Steve wakes up one day. "Oh yeah I have apparently been a Nazi this whole fucking time even though I a) was created by literal Jewish men who had me stand against fucking Hitler when it was really fucking unpopular to do so and also b) I have destroyed, like, SO MANY HYDRA bases and killed and/or incarcerated so many important figures in HYDRA!!! This fucking makes sense!!!"
Bucky stirs beside him. "I still think it's fucking great how they can't confirm we're dating and that you are queer but they can make you a fucking Nazi!"
Steve grinns. "Yeah! Isn't it great! It's such a plot twist!"
"It makes as much sense as Bruce Wayne shooting his own parents!!!! Like Peter Parker killing Uncle Ben!!!!" Bucky exclaims.
"Gosh, Buck!" Steve nods. "Those all make SO MUCH SENSE. I'd say I love you but Nazis hated The Gays™, and also, like you said, I am a FUCKING NAZI before I am queer!!!!!!!!"
It's just about then Christopher Robert Evans, dressed in full original Cap costume (Even the fucking pirate boots), smashes through the fucking window. "FUCK THIS!" He says, punching Steve right in the face. As he flies back out, one may hear him scream: "SAY IT AIN'T SO!!!"
Nick Spencer pouts from the corner. "It's an interesting twist! It's refreshing!"

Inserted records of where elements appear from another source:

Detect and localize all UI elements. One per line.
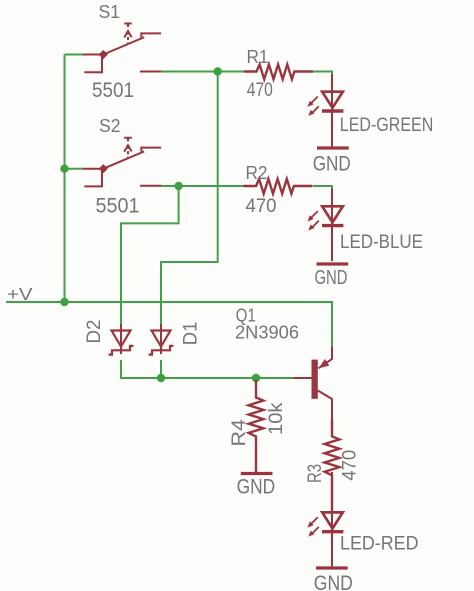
junction: R4 at base bus	[252, 374, 260, 382]
svg-text:470: 470	[340, 450, 361, 481]
svg-text:GND: GND	[237, 476, 276, 499]
svg-text:LED-GREEN: LED-GREEN	[340, 115, 434, 136]
wire: S2 output to R2	[162, 185, 246, 187]
svg-text:GND: GND	[315, 266, 348, 289]
wire: left vertical rail from S1 down to +V	[65, 55, 84, 303]
base pin	[293, 377, 312, 379]
svg-text:5501: 5501	[92, 79, 134, 102]
transistor Q1	[293, 347, 332, 436]
svg-text:S2: S2	[99, 115, 121, 136]
svg-text:LED-RED: LED-RED	[340, 533, 419, 554]
svg-text:R1: R1	[247, 47, 269, 67]
svg-text:+V: +V	[7, 284, 33, 304]
junction: +V rail	[60, 298, 68, 306]
wire: S1 output to R1	[162, 71, 245, 73]
diode D2	[109, 324, 134, 355]
svg-text:D1: D1	[181, 322, 202, 346]
LED-RED	[307, 495, 343, 568]
svg-text:5501: 5501	[96, 194, 140, 217]
resistor R3	[325, 419, 340, 511]
svg-text:R3: R3	[305, 464, 326, 483]
LED-BLUE	[307, 189, 343, 262]
wire: S1 output branch down-left to D1	[161, 72, 218, 327]
wire: R2 to LED-BLUE	[313, 186, 332, 190]
ground (LED-BLUE)	[317, 263, 349, 265]
junction: S2 out	[174, 182, 182, 190]
ground (LED-RED)	[316, 567, 348, 569]
resistor R2	[244, 179, 313, 194]
svg-text:D2: D2	[84, 320, 105, 344]
collector	[318, 391, 332, 437]
LED-GREEN	[307, 74, 343, 147]
resistor R4	[249, 380, 264, 472]
svg-text:10k: 10k	[266, 402, 287, 435]
resistor R1	[244, 64, 313, 79]
ground (R4)	[241, 473, 273, 475]
svg-text:LED-BLUE: LED-BLUE	[340, 232, 423, 253]
junction: S1 out	[214, 67, 222, 75]
svg-text:470: 470	[246, 196, 277, 217]
svg-text:GND: GND	[314, 572, 353, 591]
base bar	[312, 360, 318, 399]
ground (LED-GREEN)	[317, 147, 349, 149]
svg-text:470: 470	[247, 80, 273, 101]
wire: S2 output branch down-left to D2	[121, 186, 179, 326]
wire: R3 to LED-RED	[331, 472, 333, 495]
svg-text:2N3906: 2N3906	[235, 322, 299, 342]
wire: R1 to LED-GREEN	[313, 72, 332, 76]
junction: D1 cathode at base bus	[157, 374, 165, 382]
switch S2	[83, 138, 162, 187]
junction: left rail at S2	[60, 165, 68, 173]
wire: +V rail to Q1 emitter	[6, 302, 332, 347]
svg-text:S1: S1	[99, 1, 121, 22]
svg-text:R2: R2	[246, 163, 268, 183]
switch S1	[83, 24, 162, 73]
emitter	[319, 347, 333, 368]
svg-text:GND: GND	[313, 153, 351, 176]
diode D1	[149, 324, 174, 355]
wire: S2 tap from left rail	[65, 168, 84, 170]
wire: diode cathode bus to Q1 base	[121, 360, 293, 378]
svg-text:R4: R4	[229, 419, 250, 447]
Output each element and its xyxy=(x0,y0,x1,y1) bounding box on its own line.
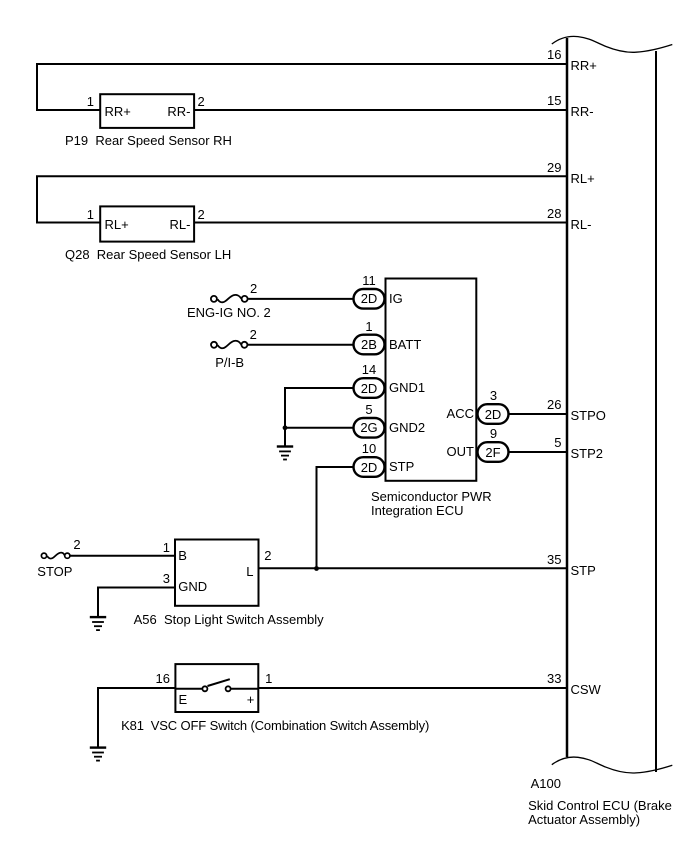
terminal L xyxy=(224,564,254,579)
bus A100 right line xyxy=(655,51,657,772)
wire Q28 top RL+ to pin 29 xyxy=(37,176,566,222)
caption A100 line 1 xyxy=(528,798,672,813)
pin name IG xyxy=(389,291,403,306)
bus bottom torn edge xyxy=(552,757,673,773)
wire K81 pin 16 to ground xyxy=(98,688,175,748)
connector box Q28 xyxy=(100,206,194,241)
wire P19 pin1 xyxy=(36,109,101,111)
wire IG xyxy=(248,298,353,300)
wire STP (ECU) down to STP net xyxy=(317,467,354,569)
terminal E xyxy=(179,692,188,707)
label fuse 2 (ENG-IG) xyxy=(250,281,257,296)
junction GND1/GND2 xyxy=(283,425,288,430)
label pin 11 xyxy=(339,273,399,288)
caption A100 xyxy=(531,776,561,791)
net RL+ xyxy=(571,171,595,186)
connector oval 2D IG xyxy=(354,289,385,309)
bus A100 left line xyxy=(566,38,569,757)
connector oval 2B BATT xyxy=(354,335,385,355)
terminal GND xyxy=(178,579,207,594)
label pin 14 xyxy=(339,362,399,377)
label pin 28 xyxy=(502,206,562,221)
net RR- xyxy=(571,104,594,119)
wire Q28 pin1 xyxy=(36,222,101,224)
connector oval 2F OUT xyxy=(478,442,509,462)
net STP xyxy=(571,563,596,578)
connector box K81 VSC OFF switch xyxy=(175,664,258,712)
wire K81 internal pin 16 stub xyxy=(175,688,202,690)
connector oval 2D GND1 xyxy=(354,378,385,398)
bus top torn edge xyxy=(552,36,673,52)
ground (ECU GND) xyxy=(277,445,293,460)
terminal RR- xyxy=(130,104,191,119)
label A56 pin 2 xyxy=(264,548,271,563)
oval text 2G xyxy=(354,420,385,435)
wire K81 internal pin 1 stub xyxy=(231,688,258,690)
oval text 2D GND1 xyxy=(354,381,385,396)
label fuse 2 (P/I-B) xyxy=(250,327,257,342)
label pin 16 xyxy=(502,47,562,62)
wire OUT to pin 5 STP2 xyxy=(508,451,566,453)
connector oval 2D ACC xyxy=(478,404,509,424)
label pin 29 xyxy=(502,160,562,175)
wire GND1 xyxy=(285,388,354,428)
fuse ENG-IG NO. 2 xyxy=(211,295,248,302)
connector box A56 stop light switch xyxy=(175,540,259,606)
wire to ground xyxy=(284,428,286,447)
label pin 35 xyxy=(502,552,562,567)
ground (K81) xyxy=(90,746,106,761)
net RL- xyxy=(571,217,592,232)
label A56 pin 1 xyxy=(140,540,170,555)
label A56 pin 3 xyxy=(140,571,170,586)
terminal RR+ xyxy=(105,104,131,119)
connector box P19 xyxy=(100,94,194,128)
label Q28 pin 2 xyxy=(198,207,205,222)
fuse P/I-B xyxy=(211,341,247,348)
terminal B xyxy=(178,548,187,563)
wire BATT xyxy=(248,344,354,346)
caption Q28 xyxy=(65,247,231,262)
label pin 26 xyxy=(502,397,562,412)
pigtail STOP xyxy=(41,553,70,559)
switch contacts K81 xyxy=(202,686,230,691)
caption ECU line 1 xyxy=(371,489,492,504)
wire ACC to pin 26 STPO xyxy=(508,413,566,415)
caption ENG-IG NO. 2 xyxy=(187,305,271,320)
label pin 10 xyxy=(339,441,399,456)
wire P19 pin2 RR- to pin 15 xyxy=(194,109,567,111)
label pin 5 xyxy=(502,435,562,450)
caption ECU line 2 xyxy=(371,503,464,518)
connector oval 2G GND2 xyxy=(354,418,385,438)
wire STOP to pin B xyxy=(70,555,175,557)
label pin 5 GND2 xyxy=(339,402,399,417)
terminal + xyxy=(247,692,255,707)
pin name GND2 xyxy=(389,420,425,435)
wire GND2 xyxy=(285,427,354,429)
label pin 9 xyxy=(464,426,524,441)
caption P/I-B xyxy=(215,355,244,370)
label pin 1 BATT xyxy=(339,319,399,334)
terminal RL+ xyxy=(105,217,129,232)
caption P19 xyxy=(65,133,232,148)
label K81 pin 1 xyxy=(265,671,272,686)
ground (A56) xyxy=(90,616,106,631)
net RR+ xyxy=(571,58,597,73)
oval text 2D ACC xyxy=(478,407,509,422)
wire Q28 pin2 RL- to pin 28 xyxy=(194,222,567,224)
switch lever K81 xyxy=(208,679,230,686)
label P19 pin 1 xyxy=(64,94,94,109)
caption A56 xyxy=(134,612,324,627)
pin name GND1 xyxy=(389,380,425,395)
pin name OUT xyxy=(414,444,474,459)
oval text 2B xyxy=(354,337,385,352)
junction STP xyxy=(314,566,319,571)
label pin 33 xyxy=(502,671,562,686)
label P19 pin 2 xyxy=(198,94,205,109)
caption A100 line 2 xyxy=(528,812,640,827)
oval text 2D STP xyxy=(354,460,385,475)
label pin 3 xyxy=(464,388,524,403)
label pin 15 xyxy=(502,93,562,108)
wire A56 GND pin 3 xyxy=(98,588,175,618)
caption K81 xyxy=(121,718,429,733)
oval text 2F OUT xyxy=(478,445,509,460)
net CSW xyxy=(571,682,601,697)
oval text 2D IG xyxy=(354,291,385,306)
connector oval 2D STP xyxy=(354,457,385,477)
net STP2 xyxy=(571,446,604,461)
caption STOP xyxy=(37,564,72,579)
terminal RL- xyxy=(130,217,191,232)
pin name ACC xyxy=(414,406,474,421)
pin name BATT xyxy=(389,337,421,352)
wire K81 pin 1 to pin 33 CSW xyxy=(258,687,566,689)
wire A56 pin L to pin 35 STP xyxy=(259,567,567,569)
net STPO xyxy=(571,408,606,423)
label STOP pigtail 2 xyxy=(73,537,80,552)
label K81 pin 16 xyxy=(140,671,170,686)
wire P19 top RR+ to pin 16 xyxy=(37,64,566,110)
ECU box U1 Semiconductor PWR Integration ECU xyxy=(386,279,477,481)
label Q28 pin 1 xyxy=(64,207,94,222)
pin name STP xyxy=(389,459,414,474)
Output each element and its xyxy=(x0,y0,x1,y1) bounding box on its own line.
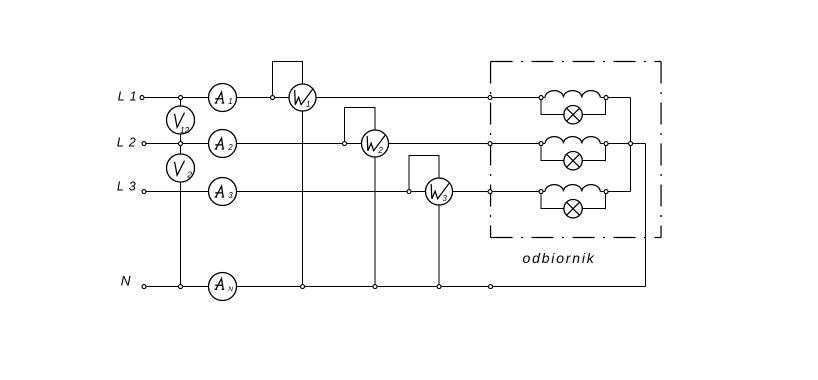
wire W3 voltage bridge xyxy=(409,156,439,192)
svg-text:1: 1 xyxy=(306,100,310,109)
wire N neutral line xyxy=(145,286,646,288)
inductor load phase 2 coil xyxy=(545,137,600,144)
svg-text:12: 12 xyxy=(180,125,190,135)
svg-text:2: 2 xyxy=(186,169,192,179)
wire W1 down to N xyxy=(302,111,304,287)
ammeter A3 xyxy=(209,178,237,206)
terminal box L2 xyxy=(488,142,492,146)
wire lamp bridge phase 2 xyxy=(541,144,606,161)
junction L1-V12 xyxy=(179,96,183,100)
terminal coil 3 left xyxy=(539,190,543,194)
ammeter A2 xyxy=(209,130,237,158)
voltmeter V12 xyxy=(167,106,195,135)
wire V12 stubs L1 to L2 xyxy=(180,98,182,144)
junction N-W2 xyxy=(373,285,377,289)
wire L2 phase line xyxy=(145,143,631,145)
svg-text:3: 3 xyxy=(228,191,233,200)
svg-text:3: 3 xyxy=(442,194,447,203)
inductor load phase 1 coil xyxy=(545,91,600,98)
svg-text:N: N xyxy=(121,274,131,289)
svg-text:L 2: L 2 xyxy=(117,136,137,150)
terminal coil 2 left xyxy=(539,142,543,146)
wattmeter W3 xyxy=(426,178,453,205)
load box dash-dot border xyxy=(491,62,662,238)
ammeter A1 xyxy=(209,84,237,112)
terminal coil 3 right xyxy=(604,190,608,194)
lamp E2 xyxy=(564,152,582,170)
voltmeter V2 xyxy=(167,154,195,182)
node N label xyxy=(121,274,131,289)
terminal L1 xyxy=(140,96,144,100)
wire neutral return xyxy=(631,144,646,287)
junction L2-W2 bridge xyxy=(343,142,347,146)
svg-text:odbiornik: odbiornik xyxy=(523,250,596,266)
svg-text:L 1: L 1 xyxy=(118,89,138,103)
svg-text:2: 2 xyxy=(377,146,383,155)
wire star point vertical xyxy=(630,98,632,192)
junction N-V2 xyxy=(179,285,183,289)
lamp E1 xyxy=(564,106,582,124)
junction L1-W1 bridge xyxy=(271,96,275,100)
terminal box L3 xyxy=(488,190,492,194)
node L3 label xyxy=(117,180,137,194)
terminal N at box edge xyxy=(489,285,493,289)
node L2 label xyxy=(117,136,137,150)
wire V2 stub and run to N xyxy=(180,144,182,287)
node L1 label xyxy=(118,89,138,103)
junction star L2 xyxy=(629,142,633,146)
terminal L2 xyxy=(142,142,146,146)
wire W2 down to N xyxy=(374,157,376,287)
junction L3-W3 bridge xyxy=(407,190,411,194)
wire lamp bridge phase 3 xyxy=(541,192,606,209)
junction N-W1 xyxy=(301,285,305,289)
terminal box L1 xyxy=(488,96,492,100)
wire lamp bridge phase 1 xyxy=(541,98,606,115)
wire W3 down to N xyxy=(438,205,440,287)
terminal coil 1 left xyxy=(539,96,543,100)
terminal L3 xyxy=(142,190,146,194)
terminal coil 2 right xyxy=(604,142,608,146)
svg-text:N: N xyxy=(228,286,233,293)
wattmeter W1 xyxy=(289,84,316,111)
wattmeter W2 xyxy=(362,130,389,157)
inductor load phase 3 coil xyxy=(545,185,600,192)
terminal N xyxy=(142,285,146,289)
wire W1 voltage bridge xyxy=(273,62,303,98)
wire L3 phase line xyxy=(145,191,631,193)
svg-text:2: 2 xyxy=(227,143,233,152)
wire W2 voltage bridge xyxy=(345,108,376,144)
odbiornik label xyxy=(523,250,596,266)
terminal coil 1 right xyxy=(604,96,608,100)
ammeter AN xyxy=(209,273,237,301)
lamp E3 xyxy=(564,200,582,218)
junction N-W3 xyxy=(437,285,441,289)
svg-text:1: 1 xyxy=(228,97,232,106)
wire L1 phase line xyxy=(145,97,631,99)
svg-text:L 3: L 3 xyxy=(117,180,137,194)
junction L2-V12/V2 xyxy=(179,142,183,146)
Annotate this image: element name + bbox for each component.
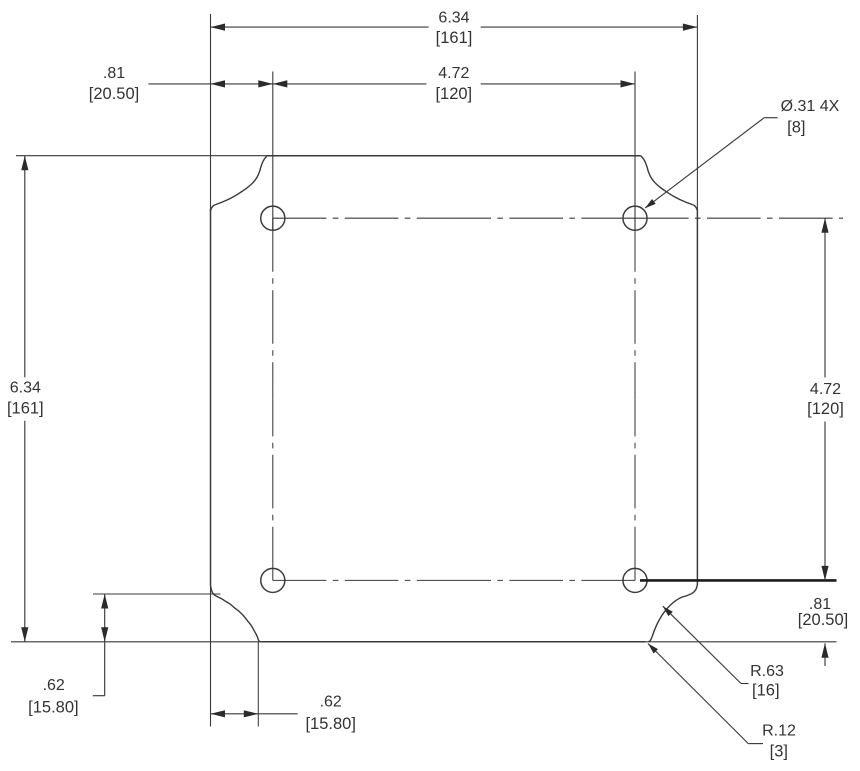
svg-text:.62: .62 xyxy=(320,693,342,710)
svg-text:[20.50]: [20.50] xyxy=(89,85,139,103)
svg-text:[20.50]: [20.50] xyxy=(798,611,848,629)
svg-text:[161]: [161] xyxy=(436,29,473,47)
svg-text:Ø.31 4X: Ø.31 4X xyxy=(781,98,840,115)
svg-text:6.34: 6.34 xyxy=(438,9,469,26)
svg-text:[16]: [16] xyxy=(752,682,780,700)
svg-text:[15.80]: [15.80] xyxy=(305,715,355,733)
svg-text:[8]: [8] xyxy=(787,119,805,137)
svg-text:[15.80]: [15.80] xyxy=(28,698,78,716)
svg-text:[3]: [3] xyxy=(770,742,788,760)
svg-text:[161]: [161] xyxy=(7,400,44,418)
svg-text:6.34: 6.34 xyxy=(10,380,41,397)
svg-text:R.63: R.63 xyxy=(750,663,784,680)
svg-text:[120]: [120] xyxy=(807,400,844,418)
svg-text:[120]: [120] xyxy=(435,85,472,103)
svg-text:.62: .62 xyxy=(43,677,65,694)
svg-text:.81: .81 xyxy=(103,65,125,82)
svg-text:4.72: 4.72 xyxy=(438,65,469,82)
svg-text:R.12: R.12 xyxy=(762,723,796,740)
svg-text:4.72: 4.72 xyxy=(810,381,841,398)
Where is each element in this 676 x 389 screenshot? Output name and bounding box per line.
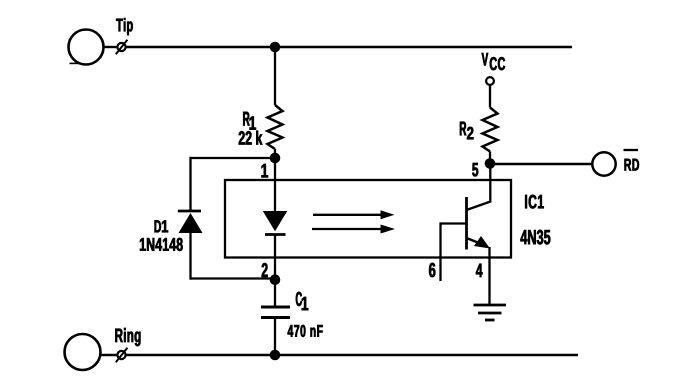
wire Tip to plug: [104, 46, 118, 48]
label RD with overline: [624, 149, 639, 151]
node 5 junction: [485, 158, 496, 169]
wire R2 to node 5: [489, 152, 491, 164]
node 2 junction: [270, 274, 281, 285]
label D1: [155, 220, 168, 232]
terminal Tip: [69, 30, 104, 65]
light arrow 1: [313, 214, 383, 216]
wire LED cathode to node 2: [274, 235, 276, 280]
label R2: [460, 122, 473, 140]
wire node 2 to C1: [274, 280, 276, 308]
ground: [474, 304, 507, 307]
wire node 1 to LED anode: [274, 158, 276, 211]
label 4N35: [520, 230, 550, 245]
wire D1 anode down: [189, 233, 191, 280]
plug connector Tip: [117, 43, 125, 51]
collector: [467, 202, 491, 211]
emitter with arrow: [467, 238, 485, 245]
label 470 nF: [288, 325, 323, 337]
optocoupler body IC1: [225, 180, 511, 258]
wire C1 to bottom rail: [274, 318, 276, 356]
label pin 2: [262, 263, 268, 277]
capacitor C1: [261, 306, 290, 309]
transistor base bar: [465, 197, 468, 250]
diode D1: [178, 210, 201, 213]
base wire pin 6: [441, 222, 467, 224]
label pin 1: [261, 164, 268, 177]
label Ring: [115, 328, 140, 346]
label Vcc: [482, 53, 505, 70]
label Tip: [116, 18, 132, 35]
label pin 5: [472, 163, 478, 176]
wire bottom rail: [126, 354, 578, 357]
junction node Ring/C1: [270, 350, 281, 361]
wire R1 to node 1: [274, 149, 276, 158]
wire D1 to node 2: [191, 277, 276, 279]
wire top rail: [126, 46, 572, 49]
stray mark at Tip circle: [70, 62, 81, 64]
label IC1: [525, 195, 543, 209]
light arrow 2: [312, 228, 383, 230]
label 22 k: [239, 131, 263, 145]
wire node 5 to RD: [490, 163, 592, 165]
label pin 4: [476, 264, 483, 277]
label pin 6: [429, 263, 435, 277]
terminal RD: [592, 152, 615, 175]
label R1: [243, 112, 256, 130]
Vcc terminal: [486, 77, 494, 85]
wire node 1 to D1: [191, 157, 276, 159]
plug connector Ring: [117, 351, 125, 359]
label RD: [625, 159, 639, 171]
wire junction to R1: [274, 47, 276, 105]
junction node Tip/R1: [270, 42, 281, 53]
resistor R2: [483, 108, 498, 152]
wire D1 cathode: [189, 157, 191, 211]
LED inside IC1: [263, 211, 288, 231]
label C1: [296, 292, 308, 310]
wire Ring to plug: [101, 354, 118, 356]
terminal Ring: [65, 334, 101, 370]
node 1 junction: [270, 153, 281, 164]
label 1N4148: [140, 238, 183, 251]
resistor R1: [268, 105, 283, 149]
wire Vcc to R2: [489, 85, 491, 108]
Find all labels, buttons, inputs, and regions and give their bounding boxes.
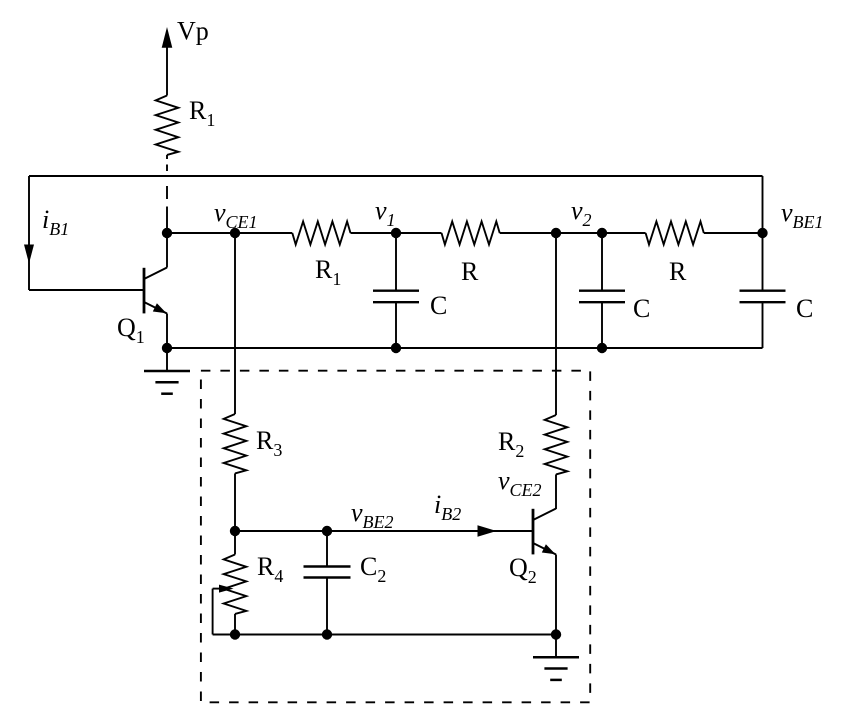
node R2 tap junction <box>551 228 561 238</box>
resistor R1 (top, vertical) <box>156 96 179 155</box>
wire base Q1 <box>29 289 144 291</box>
ground (Q1 emitter) <box>144 370 190 373</box>
wire R2 to Q2 collector <box>555 474 557 509</box>
resistor R4 (rheostat) <box>234 531 236 555</box>
current arrow iB1 <box>24 245 34 264</box>
wire emitter to ground <box>555 635 557 658</box>
bottom wire of subcircuit <box>213 634 556 636</box>
capacitor C2 <box>326 531 328 567</box>
bottom ground bus wire <box>167 347 763 349</box>
node Q1 emitter <box>162 343 172 353</box>
R4 wiper arrow <box>212 589 214 635</box>
wire R to v2 <box>500 232 646 234</box>
node Q2 emitter <box>551 629 561 639</box>
current arrow iB2 <box>478 525 497 537</box>
svg-text:R: R <box>461 257 479 286</box>
svg-text:R: R <box>669 257 687 286</box>
wire Q2 emitter down <box>555 555 557 635</box>
svg-text:C: C <box>633 294 650 323</box>
wire left drop (base feedback) <box>28 176 30 290</box>
node R4 bottom <box>230 629 240 639</box>
resistor R3 <box>224 414 247 473</box>
capacitor C at v1 <box>395 233 397 291</box>
resistor R1 (horizontal) <box>292 222 350 245</box>
ground (Q2 emitter) <box>533 656 579 659</box>
node R3/R4 junction <box>230 526 240 536</box>
wire Q1 collector <box>166 233 168 268</box>
dashed subcircuit box <box>201 371 590 703</box>
node v2 <box>597 228 607 238</box>
svg-text:C: C <box>796 294 813 323</box>
svg-text:Vp: Vp <box>177 17 209 46</box>
node vBE1 <box>757 228 767 238</box>
node v1 <box>391 228 401 238</box>
wire R1h to v1 <box>351 232 442 234</box>
transistor Q2 <box>532 509 535 555</box>
node C1 bottom <box>391 343 401 353</box>
node vCE1 junction <box>230 228 240 238</box>
capacitor C at v2 <box>601 233 603 291</box>
resistor R2 <box>545 415 568 474</box>
node Q1 collector <box>162 228 172 238</box>
wire vCE1 node down to R3 <box>234 233 236 414</box>
top feedback bus wire <box>29 175 763 177</box>
resistor R (middle) <box>442 222 500 245</box>
wire R3 to vBE2 node <box>234 473 236 531</box>
resistor R (right) <box>646 222 704 245</box>
wire emitter to ground <box>166 348 168 371</box>
wire R to vBE1 <box>704 232 763 234</box>
node C2 bottom <box>597 343 607 353</box>
wire vCE1 segment <box>167 232 292 234</box>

And now, because this is a shit storm as it is, the collective MARVEL fandom speaks up. "Liste, pal. This is bullshit. High-class bullshit. Kids shouldn't be fucking taught their national fucking icon is a god-damn NAZI. A NAZI. Peggy Carter didn't fucking die for this what the fuck. Also, like? Why would Steve fight HYDRA if he was on their side?? He destroyed a SHIT TON of bases, and killed/incarcerated, like, more Important HYDRA People™ than heads can grow back! HYDRA wouldn't be fucking willing to make that fucking sacrifice for-- whatever! Listen, MARVEL, you have a bad fucking history of having little to fucking no respect for Judaism and the jewish people-- be it your own goddamn characters, the actors who play them, or the fucking writers. Making Steve a Nazi isn't exactly how you minimize that fucking anti-semitism. It does the fucking opposite. This is bullshit. Utter bullshit. Fuck this, fuck you, I'm... I'm done."
Steve blinks. "I have to go shit in the fucking sink because that's rational, just like me being a FUCKING NAZI is rational!"
Bucky grabbed Steve's wrist. "Wait, HYDRA is the organization that kidnapped and brainwashed me, right? Why are you working for them?"
"Because, Buck!" Steve sighs. "Even though this goes against literally everything my character stands for, I have to-- wait, shit, what?! Since when am I a goddamned NAZI.?!?"
Wade Wilson, America's favorite fighting trashcan, speaks up. "Yeah, I didn't like it, either! So, I broke the 4th wall, beat MARVEL producers up--I think Nick Spencer pissed himself--and, well, now you're not a fucking Nazi anymore because it made literally zero sense!"
Steve blinks. "Wow! Thanks Mr. Pool!!!"
Bucky draws him into a kiss because that is how every fanfic should end. Not with a fucking character suddenly being a fucking Nazi. With a goddamn kiss between two people who are in fucking love and maybe I'm crying so what fuck off.